Arnold Schwarzenegger po śmierci Burta Reynoldsa nazwał go swoim bohaterem, któremu udało się przejść ze świata sportu do świata filmu, żyjąc w nim przez 60 lat.
- Nie był wielkim aktorem. Był jedną z tych postaci, która wypełnia sobą ekran, każe podążać za nią wzrokiem i zapada w pamięć – napisała na Instagramie Karolina Korwin-Piotrowska. - Takich już nie robią - dodała.
To prawda. Burt Reynolds nie był wielkim aktorem, ale jako artysta z poczuciem humoru i świadomy swoich wad nigdy nie zamierzał konkurować z tuzami amerykańskiego kina. Potrafił żartować, że jego filmy to takie, które pokazuje się w więzieniach albo samolotach – bo tylko tam widzowie nie mogą wyjść z sali.
- Niech Bóg mi wybaczy, ale uwielbiam być w centrum uwagi – mówił z rozbrajającą szczerością Reynolds, który nigdy nie mógł narzekać na brak zainteresowania. Szczególnie ze strony kobiet.
Urokowi Reynoldsa uległy m.in. Farrah Fawcett, Faye Dunaway, Sarah Miles, Kim Basinger, Sally Field, tenisistka Chris Evert. Podobno tylko jedna kobieta powiedziała "nie" – była nią Jackie Kennedy. Gwiazdor mówił wprost, że kobiety są dla niego jak narkotyki i alkohol. Kwestię wierności komentował w charakterystyczny dla siebie sposób:
- Kiedy jestem związany z jedną kobietą, jestem związany z jedną kobietą. Ale pomiędzy romansami staję się mięsożercą.
Trudno dziś sobie wyobrazić hollywoodzkiego aktora cieszącego się powszechnym uwielbieniem, który pozwoliłby sobie na podobną deklarację. To samo tyczy się decyzji, którą Reynolds podjął w 1972 r. Dzięki niej znalazł się na językach wszystkich. Mowa o historycznej sesji dla "Cosmopolitan" z udziałem nagiego Reynoldsa leżącego na niedźwiedziej skórze z papierosem w zębach. Kobiety zabijały się o egzemplarz "Cosmo", którego pierwszy nakład rozszedł się na pniu i trzeba było robić dodruk. Szacuje się, że łącznie sprzedano 1,5 mln egzemplarzy miesięcznika.

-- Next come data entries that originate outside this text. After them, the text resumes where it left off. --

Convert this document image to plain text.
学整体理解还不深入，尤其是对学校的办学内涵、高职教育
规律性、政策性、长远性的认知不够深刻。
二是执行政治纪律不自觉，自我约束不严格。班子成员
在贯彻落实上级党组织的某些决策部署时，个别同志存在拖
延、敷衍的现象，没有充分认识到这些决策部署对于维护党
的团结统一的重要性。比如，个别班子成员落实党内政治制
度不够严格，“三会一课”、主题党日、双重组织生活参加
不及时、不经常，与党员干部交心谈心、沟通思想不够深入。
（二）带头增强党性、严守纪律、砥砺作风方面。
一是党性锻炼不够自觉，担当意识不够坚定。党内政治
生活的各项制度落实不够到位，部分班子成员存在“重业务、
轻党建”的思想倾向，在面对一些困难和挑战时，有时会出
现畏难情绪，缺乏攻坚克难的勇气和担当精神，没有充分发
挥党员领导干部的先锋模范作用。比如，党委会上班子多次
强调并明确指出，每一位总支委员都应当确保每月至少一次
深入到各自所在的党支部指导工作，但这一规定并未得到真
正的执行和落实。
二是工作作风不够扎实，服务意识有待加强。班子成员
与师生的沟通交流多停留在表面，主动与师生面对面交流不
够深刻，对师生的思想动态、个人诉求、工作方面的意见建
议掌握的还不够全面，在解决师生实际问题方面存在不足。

Bogate życie miłosne Reynoldsa obfitowało w kilka zwrotów akcji. Pierwszy nastąpił w 1963 r., kiedy dobrze zapowiadający się aktor z 5-letnim stażem ożenił się z Judy Carne. Związek z brytyjską aktorką był krótki, bezdzietny i zakończył się rozwodem w 1965 r.
Drugą kobietą, z którą filmowy idol związał się na dłużej, była Sally Field ("Mistrz kierownicy ucieka"). Reynolds nazywał ją nawet miłością swojego życia, jednak ich związek nie przetrwał próby czasu i rozstali się po 5 latach. Trzecie podejście do ustatkowania się miał pod koniec lat 80., gdy stanął na ślubnym kobiercu u boku Loni Anderson.
- Był słodki, niepewny i czuły – mówiła druga żona, z którą w 1990 r. adoptował syna. Nie udało im się jednak stworzyć szczęśliwej rodziny, gdyż 3 lata później doszło do rozwodu. Reynolds miał się skarżyć, że od 3 lat nie mógł uprawiać z żoną seksu, wkrótce doszło do wzajemnego oskarżania się o zdrady.
Kariera i życie prywatne Reynoldsa było pełne wzlotów i upadków. Uznanie widzów, głośne romanse, stracone szanse (odrzucił rolę Hana Solo w "Gwiezdnych wojnach" i Johna McClane'a w "Szklanej pułapce") i błędne inwestycje to tylko wycinek bogatego życiorysu dawnego idola. Pod koniec życia był schorowanym bankrutem, który musiał spłacać długi wyprzedając pamiątki i nieruchomości. Wszystko to jednak składa się na spójny wizerunek legendy XX w.
- Zawsze chciałem doświadczyć wszystkiego i nie poddawać się nawet na straconej pozycji – mówił po latach. – Wiem, że jestem stary, ale czuję się młodo i jest jedna rzecz, której nigdy mi nie odbiorą: nikt nie bawił się lepiej ode mnie.
Burt Reynolds odszedł 6 września. Miał 82 lata.